In mehreren Gremien und Ausschüssen (Vorstand, Geschäftsführung, Finanzausschuss und Delegiertenversammlung) wurden notwendige und mögliche Veränderungen der Beitragsordnung diskutiert und auf Machbarkeit und Sinnhaftigkeit geprüft. Schließlich wurde mit der Einführung einer zweiten Ermäßigungsstufe die Beitragspflicht für weniger einkommensstarke Mitglieder degressiv gestaffelt.
Hintergrund dieser Entscheidung war insbesondere der Umstand, dass die bisherige Beitragsordnung die wirtschaftliche Situation von Mitgliedern nur ungenügend berücksichtigte. Es gab weder die Möglichkeit einer stärkeren Beitragssenkung für einkommensschwache Gruppen, noch die Möglichkeit des Beitragserlasses bei besonderen Härtefällen.
Armut und Armutsgefährdung als neue Kriterien
Als Richtschnur für die Festlegung der neuen Einkommensgrenzen für die Bewilligung einer Beitragsermäßigung dienen die Armutsgrenzen, die der 3. Armuts- und Reichtumsbericht der Bundesregierung von 2008 definiert. Hier wurde deutlich, ab welchen Einkommensgrenzen Menschen in Deutschland in Armut leben oder von Armut bedroht sind.Die dargestellten Armuts- und die Armutsgefährdungsgrenze sind keine starren Einkommensgrößen, sondern korrelieren mit der Einkommensentwicklung in Deutschland. Will man diesen Grenzen folgen, bedarf es Schwellenwerte, die sich dynamisch entwickeln. Mit der Koppelung der Schwellenwerte an die Bezugsgröße für die Sozialversicherung gemäß § 18 SGB IV wurde eine entsprechende Möglichkeit gefunden.

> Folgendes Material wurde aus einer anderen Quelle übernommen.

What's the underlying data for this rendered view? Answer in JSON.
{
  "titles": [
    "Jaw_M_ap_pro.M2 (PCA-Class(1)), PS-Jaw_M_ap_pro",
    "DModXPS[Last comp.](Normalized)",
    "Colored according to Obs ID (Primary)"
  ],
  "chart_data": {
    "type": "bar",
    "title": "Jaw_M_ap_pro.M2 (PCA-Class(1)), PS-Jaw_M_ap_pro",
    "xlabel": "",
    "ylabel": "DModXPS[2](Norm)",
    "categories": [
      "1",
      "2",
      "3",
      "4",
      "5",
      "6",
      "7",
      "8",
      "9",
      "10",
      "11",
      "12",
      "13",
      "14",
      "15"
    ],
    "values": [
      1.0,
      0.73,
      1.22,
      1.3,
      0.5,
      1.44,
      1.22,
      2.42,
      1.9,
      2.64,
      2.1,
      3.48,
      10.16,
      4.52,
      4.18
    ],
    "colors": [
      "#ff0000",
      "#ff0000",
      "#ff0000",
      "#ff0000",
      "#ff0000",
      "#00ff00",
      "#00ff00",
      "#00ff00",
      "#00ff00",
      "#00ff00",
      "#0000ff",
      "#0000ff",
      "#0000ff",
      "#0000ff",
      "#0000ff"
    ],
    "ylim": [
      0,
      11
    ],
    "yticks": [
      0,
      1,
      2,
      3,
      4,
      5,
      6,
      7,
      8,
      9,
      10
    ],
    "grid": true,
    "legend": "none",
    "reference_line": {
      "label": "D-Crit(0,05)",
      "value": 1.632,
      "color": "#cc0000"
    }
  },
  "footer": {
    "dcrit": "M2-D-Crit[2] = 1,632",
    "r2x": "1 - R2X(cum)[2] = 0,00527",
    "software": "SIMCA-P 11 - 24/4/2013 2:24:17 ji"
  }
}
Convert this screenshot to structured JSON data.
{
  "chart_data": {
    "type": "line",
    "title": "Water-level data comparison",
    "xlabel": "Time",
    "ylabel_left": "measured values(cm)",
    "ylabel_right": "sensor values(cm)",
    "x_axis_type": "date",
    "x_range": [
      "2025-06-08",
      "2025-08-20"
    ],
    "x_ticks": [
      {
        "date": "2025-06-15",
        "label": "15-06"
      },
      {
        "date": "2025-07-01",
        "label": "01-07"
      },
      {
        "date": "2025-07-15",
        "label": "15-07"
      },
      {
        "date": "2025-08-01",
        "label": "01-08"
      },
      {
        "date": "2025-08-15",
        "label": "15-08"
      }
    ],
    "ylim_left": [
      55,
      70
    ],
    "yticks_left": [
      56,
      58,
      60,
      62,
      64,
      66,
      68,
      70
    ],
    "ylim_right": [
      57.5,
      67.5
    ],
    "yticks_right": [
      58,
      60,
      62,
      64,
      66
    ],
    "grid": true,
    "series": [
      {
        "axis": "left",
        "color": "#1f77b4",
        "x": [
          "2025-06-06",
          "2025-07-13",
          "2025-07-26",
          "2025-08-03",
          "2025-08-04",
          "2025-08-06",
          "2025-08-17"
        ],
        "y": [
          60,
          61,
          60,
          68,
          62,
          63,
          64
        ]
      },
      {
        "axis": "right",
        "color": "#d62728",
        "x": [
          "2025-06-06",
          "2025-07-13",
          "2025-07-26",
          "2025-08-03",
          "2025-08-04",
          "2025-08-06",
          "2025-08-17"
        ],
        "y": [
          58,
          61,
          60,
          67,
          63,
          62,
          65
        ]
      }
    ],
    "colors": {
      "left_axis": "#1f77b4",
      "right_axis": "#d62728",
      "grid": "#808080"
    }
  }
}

Die Bezugsgröße der Sozialversicherung wird jährlich unter Berücksichtigung der Entwicklung der Reallöhne von der Bundesregierung festgesetzt und entspricht dem durchschnittlichen Bruttojahreseinkommen in Deutschland.
Wer 45% des Durchschnittseinkommens (also der Bezugsgröße) verdient, ist von Armut gefährdet, wer unter 30% des Durchschnittseinkommens zur Verfügung hat, lebt in Armut. Diese Grenzen sind die neuen Grenzen für die Beitragsermäßigungen der Kammer.
Der Schwellenwert für den ermäßigten Beitrag I beträgt 45% der Bezugsgröße und entspricht in seiner konkreten Summe der Armutsgefährdungsgrenze des III. Armuts- und Reichtumsberichts. Der Schwellenwert für den ermäßigten Beitrag II beträgt 30% der Bezugsgröße und entspricht der Armutsgrenze des Berichts. 2009 beträgt die Bezugsgröße 29.820 €, für 2009 gelten daher die Schwellenwerte von:
- 13.419 € jährlichem Gesamteinkommen für den ermäßigten Beitrag I in Höhe von 85 €,
- 8.946 € jährlichem Gesamteinkommen für den ermäßigten Beitrag II in Höhe von 0 €.
Kinder werden zusätzlich berücksichtigt. Pro halbem Kinderfreibetrag erhöhen sich die jeweiligen Einkommensgrenzen um 1.491 €.
Bei der Ermäßigungsentscheidung wird die finanzielle Bedürftigkeit anhand des jährlichen Gesamteinkommens festgestellt. Dies ist in § 16 SGB IV definiert und umfasst die "Summe der Einkünfte" bzw. den "Gesamtbetrag der Einkünfte" laut Einkommenssteuerbescheid.